Following its ratification by the requisite three-quarters of the states earlier in the month, the 13th
Amendment is formally adopted into the U.S. Constitution, ensuring that "neither slavery nor
involuntary servitude...shall exist within the United States, or any place subject to their
jurisdiction."
Before the American Civil War, Abraham Lincoln and other leaders of the anti-slavery Republican
Party sought not to abolish slavery but merely to stop its extension into new territories and states
in the American West. This policy was unacceptable to most Southern politicians, who believed
that the growth of free states would turn the U.S. power structure irrevocably against them. In
November 1860, Lincoln's election as president signaled the secession of seven Southern states
and the formation of the Confederate States of America. Shortly after his inauguration in 1861,
the Civil War began. Four more Southern states joined the Confederacy, while four border slave
states in the upper South remained in the Union.
Lincoln, though he privately detested slavery, responded cautiously to the call by abolitionists for
emancipation of all American slaves after the outbreak of the Civil War. As the war dragged on,
however, the Republican-dominated federal government began to realize the strategic advantages
of emancipation: The liberation of slaves would weaken the Confederacy by depriving it of a
major portion of its labor force, which would in turn strengthen the Union by producing an influx
of manpower. With 11 Southern states seceded from the Union, there were few pro-slavery
congressmen to stand in the way of such an action.
In 1862, Congress annulled the fugitive slave laws, prohibited slavery in the U.S. territories, and
authorized Lincoln to employ freed slaves in the army. Following the major Union victory at the
Battle of Antietam in September, Lincoln issued a warning of his intent to issue an emancipation
proclamation for all states still in rebellion on New Year's Day.

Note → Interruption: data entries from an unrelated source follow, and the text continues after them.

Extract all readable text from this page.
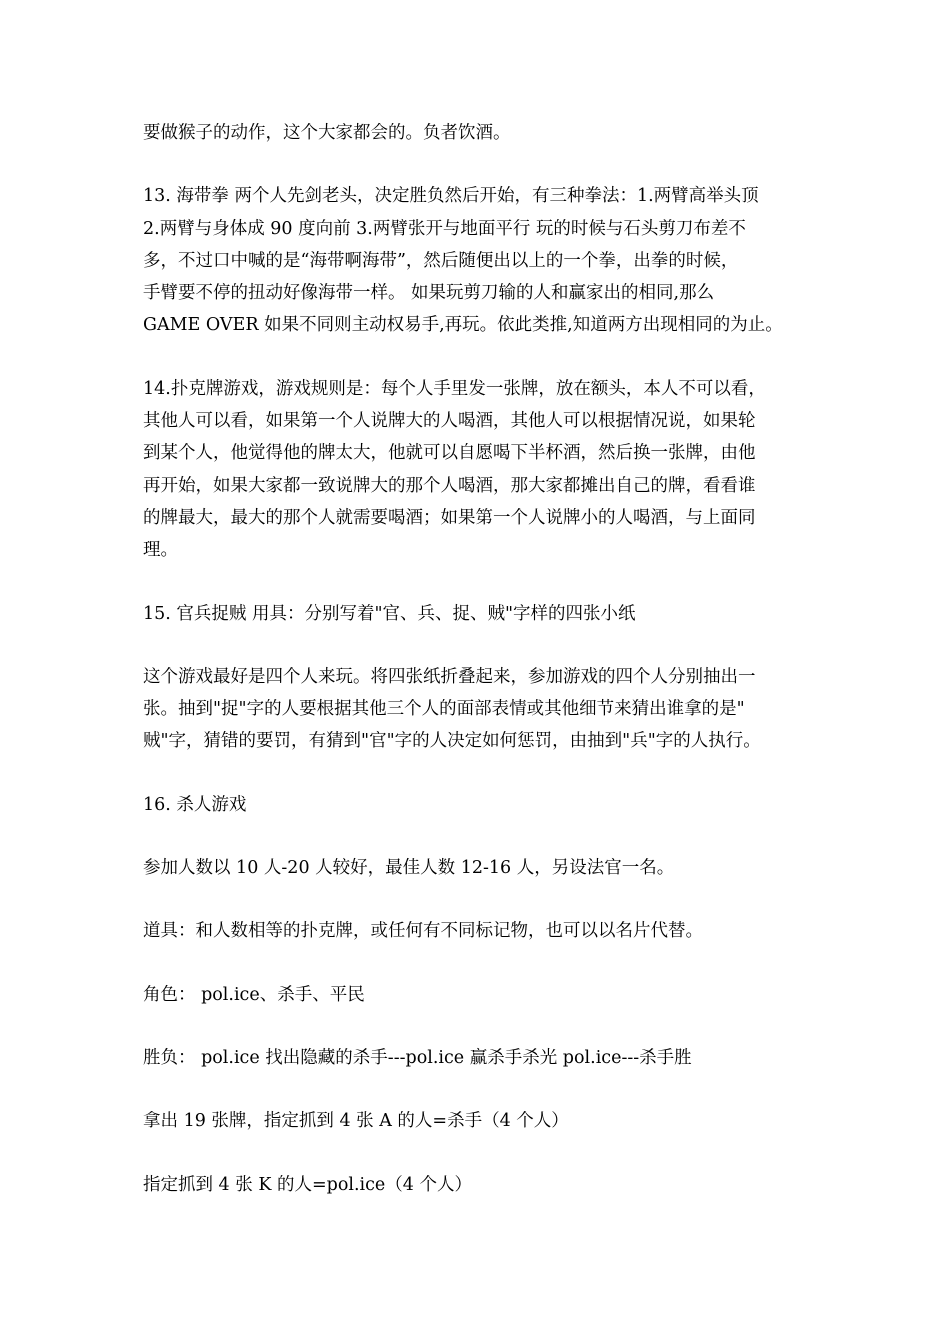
要做猴子的动作，这个大家都会的。负者饮酒。

13. 海带拳 两个人先剑老头，决定胜负然后开始，有三种拳法：1.两臂高举头顶
2.两臂与身体成 90 度向前 3.两臂张开与地面平行 玩的时候与石头剪刀布差不
多，不过口中喊的是“海带啊海带”，然后随便出以上的一个拳，出拳的时候，
手臂要不停的扭动好像海带一样。 如果玩剪刀输的人和赢家出的相同,那么
GAME OVER 如果不同则主动权易手,再玩。依此类推,知道两方出现相同的为止。

14.扑克牌游戏，游戏规则是：每个人手里发一张牌，放在额头，本人不可以看，
其他人可以看，如果第一个人说牌大的人喝酒，其他人可以根据情况说，如果轮
到某个人，他觉得他的牌太大，他就可以自愿喝下半杯酒，然后换一张牌，由他
再开始，如果大家都一致说牌大的那个人喝酒，那大家都摊出自己的牌，看看谁
的牌最大，最大的那个人就需要喝酒；如果第一个人说牌小的人喝酒，与上面同
理。

15. 官兵捉贼 用具：分别写着"官、兵、捉、贼"字样的四张小纸

这个游戏最好是四个人来玩。将四张纸折叠起来，参加游戏的四个人分别抽出一
张。抽到"捉"字的人要根据其他三个人的面部表情或其他细节来猜出谁拿的是"
贼"字，猜错的要罚，有猜到"官"字的人决定如何惩罚，由抽到"兵"字的人执行。

16. 杀人游戏

参加人数以 10 人-20 人较好，最佳人数 12-16 人，另设法官一名。

道具：和人数相等的扑克牌，或任何有不同标记物，也可以以名片代替。

角色： pol.ice、杀手、平民

胜负： pol.ice 找出隐藏的杀手---pol.ice 赢杀手杀光 pol.ice---杀手胜

拿出 19 张牌，指定抓到 4 张 A 的人=杀手（4 个人）

指定抓到 4 张 K 的人=pol.ice（4 个人）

That day--January 1, 1863--President Lincoln formally issued the Emancipation Proclamation,
calling on the Union army to liberate all slaves in states still in rebellion as "an act of justice,
warranted by the Constitution, upon military necessity." These three million slaves were declared
to be "then, thenceforward, and forever free." The proclamation exempted the border slave states
that remained in the Union and all or parts of three Confederate states controlled by the Union
army.
The Emancipation Proclamation transformed the Civil War from a war against secession into a
war for "a new birth of freedom," as Lincoln stated in his Gettysburg Address in 1863. This
ideological change discouraged the intervention of France or England on the Confederacy's behalf
and enabled the Union to enlist the 180,000 African American soldiers and sailors who
volunteered to fight between January 1, 1863, and the conclusion of the war.
As the Confederacy staggered toward defeat, Lincoln realized that the Emancipation
Proclamation, a war measure, might have little constitutional authority once the war was over.
The Republican Party subsequently introduced the 13th Amendment into Congress, and in April
1864 the necessary two-thirds of the overwhelmingly Republican Senate passed the amendment.
However, the House of Representatives, featuring a higher proportion of Democrats, did not pass
the amendment by a two-thirds majority until January 1865, three months before Confederate
General Robert E. Lee's surrender at Appomattox.
On December 2, 1865, Alabama became the 27th state to ratify the 13th Amendment, thus giving
it the requisite three-fourths majority of states' approval necessary to make it the law of the land.
Alabama, a former Confederate state, was forced to ratify the amendment as a condition for re-
admission into the Union. On December 18, the 13th Amendment was officially adopted into the
Constitution--246 years after the first shipload of captive Africans landed at Jamestown, Virginia,
and were bought as slaves.
Slavery's legacy and efforts to overcome it remained a central issue in U.S. politics for more than
a century, particularly during the post-Civil War Reconstruction era and the African American
civil rights movement of the 1950s and '60s.